Kushite King of Meroë
- Reign: c. AD 1st century
- Predecessor: Aritenyesbokhe
- Successor: Amanikhedolo
- Royal titulary
- Died: c. 1st century

= Amanitaraqide =

Nubian King

Amanitaraqide was a king of the kingdom of Kush, ruling from Meroë. The timeframe of his reign and the location of his burial are uncertain and disputed.

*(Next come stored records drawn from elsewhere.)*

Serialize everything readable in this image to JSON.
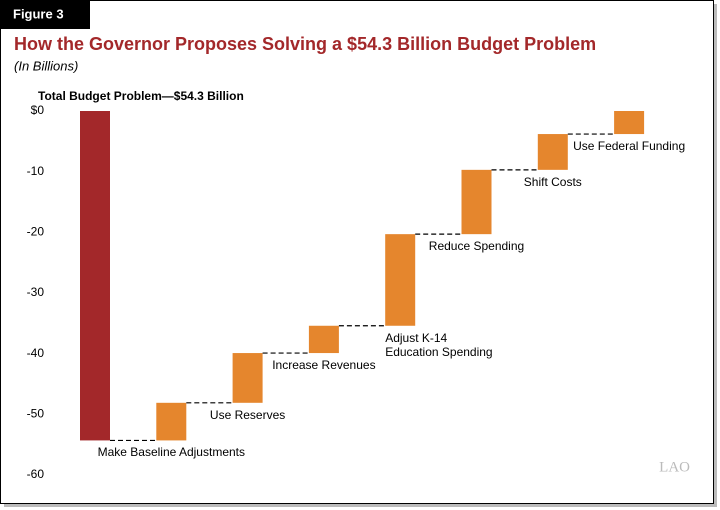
{
  "figure_label": "Figure 3",
  "logo": "LAO",
  "chart_data": {
    "type": "waterfall",
    "title": "How the Governor Proposes Solving a $54.3 Billion Budget Problem",
    "subtitle": "(In Billions)",
    "categories": [
      "Total Budget Problem—$54.3 Billion",
      "Make Baseline Adjustments",
      "Use Reserves",
      "Increase Revenues",
      "Adjust K-14 Education Spending",
      "Reduce Spending",
      "Shift Costs",
      "Use Federal Funding"
    ],
    "values": [
      -54.3,
      6.2,
      8.2,
      4.5,
      15.1,
      10.6,
      5.9,
      3.8
    ],
    "total_color": "#a3282a",
    "color": "#e5862d",
    "ylim": [
      -60,
      0
    ],
    "yticks": [
      {
        "value": 0,
        "label": "$0"
      },
      -10,
      -20,
      -30,
      -40,
      -50,
      -60
    ],
    "grid": false
  }
}
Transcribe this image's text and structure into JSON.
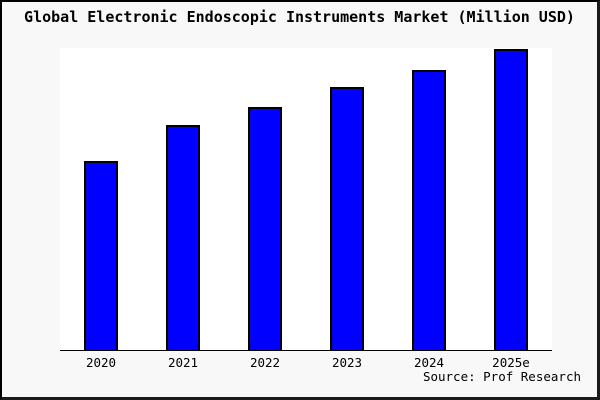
{
  "window": {
    "background": "#f8f8f8",
    "frame_color": "#000000"
  },
  "chart_data": {
    "type": "bar",
    "title": "Global Electronic Endoscopic Instruments Market (Million USD)",
    "categories": [
      "2020",
      "2021",
      "2022",
      "2023",
      "2024",
      "2025e"
    ],
    "values_relative_to_max_pct": [
      62.8,
      74.8,
      80.7,
      87.4,
      93.0,
      100
    ],
    "note": "No y-axis ticks, gridlines or data labels are shown; values are relative bar heights estimated from pixels (tallest bar = 100).",
    "xlabel": "",
    "ylabel": "",
    "y_axis_ticks": [],
    "grid": false,
    "legend": "none",
    "bar_color": "#0000ff",
    "bar_border_color": "#000000",
    "plot_background": "#ffffff",
    "source": "Source: Prof Research"
  }
}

==Sources and chronology==
Amanitaraqide is known only from an inscription on an offering table, found in the pyramid Beg. N 16.' The offering table mentions that he was the son of Pisakar (father) and Amankhadoke (mother); neither is attested to have ruled themselves and are therefore not believed to have been monarchs, though Amankhadoke may based on her name have been of royal descent.'

Beg. N 16 was speculatively assigned as Amanitaraqide's burial in the Fontes Historiae Nubiorum.' Beg. N 16 however also preserves the offering table of King Aryesbokhe. Which king was actually buried there and whose table was later inserted there is disputed. Both Török (2015) and Kuckertz (2021) instead place Amanitaraqide's burial in Beg. N 36. Fontes Historiae Nubiorum dates Amanitaraqide to the late 1st century CE based on objects found in Beg. N 16.' Although Török (2015) assigned a different burial he also maintained a date in the late 1st century. Rilly & Voogt (2012) placed Amanitaraqie in the second half of the 2nd century and Kuckertz (2021) placed him at the end of the 2nd century.